Thursday, May 22, 2008

That Which Wants to be Found

If the CI is in the business of producing blandly homogenizing products with the appeal of uniqueness, they are also in the business of making products that are there to be found, sometimes with an appeal of being hard to find.

The feeling of uniqueness and the feeling of rarity would both be CI tactics, marketing tactics. Each evidence, in the POV of CI critique, for the truth that lies beneath them: all products are the same, all products want to be found.

If all products want to be found, then searching for them is a sham, a put-on, a feeling the product cultivates in people to make the product more attractive. That's all. In this sense, searching takes the form that J. Dean says it takes in Publicity's Secret (where searching for information produces the feeling that democracy is at work, is working, that a critical public sphere exists).
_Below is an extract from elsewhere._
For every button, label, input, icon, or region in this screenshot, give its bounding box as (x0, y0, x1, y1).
Example: the atrophied, vestigial adjective "indie" in the music industry signals lots of things, but one of the most important is that this band is still hard to find, still rare, i.e. finding them accrues cultural capital to the finder. Searching for art, being the one to find it, is still a valued activity with middle-brow cachet. Curation in one of it's worst modes would be this taken to an extreme, made into an art: a curator would be one who has the best taste in art, where that taste is the product of diligent, thorough, expensive, eagle-eyed searching. Knowing where to look, how to cull, how to sift. Having good taste bespeaks a skill for surfing networks, for getting around, for finding new sites. One has one's set of reliable places to look, but before that, more mysterious, and harder, is the skill of finding new places to look. Searching for new places to search.

Galloway's thesis about networks and protocols applies here. In my reading (as a start anyway), a protocol would be a set of rules for constraining the kinds of searching one can do through that network.

But I don't love the part of the CI critique which has to produce an illusion in order to produce a Real underneath (that only the critic can access, or see, or live). In part, because it makes knowledge too exclusive. But it also puts too much faith in knowledge (how would it help someone to know that their pleasure in searching for new music, their pleasure in finding something new, being the first, is just itself a desired and planned and homogeneous marketing ploy? Would they be less pleased? Would they revolt?). The feeling of pleasure in the search is something in itself; not just illusion, deception, CI administration of life.

So there is pleasure in searching. And there is also cachet, cultural capital. In searching itself (knowing how to make google give you the results you want), and in searching for particular things (new wines, new music). The cachet in searching for particular things comes from being able to make sense, or produce a system, from an overwhelmingly large market. The market for music and for wine, for instance, are bigger than any one person could get around. This is true of the Internet itself. Cultural capital comes from being able to make sense of it, to produce value and meaning out of it (good bands, good wines; stuff no one else knows about) despite its grandiosity, its near infiniteness.

Is all this to imply that finding value in skillful searching is a middle brow activity, in that it always points to having good taste (in bands, in wines, in search engines)? Are there low brow equivalents, equivalents among the poor? I'm asking how classed an activity is searching? And the value ascribed to skillful searching?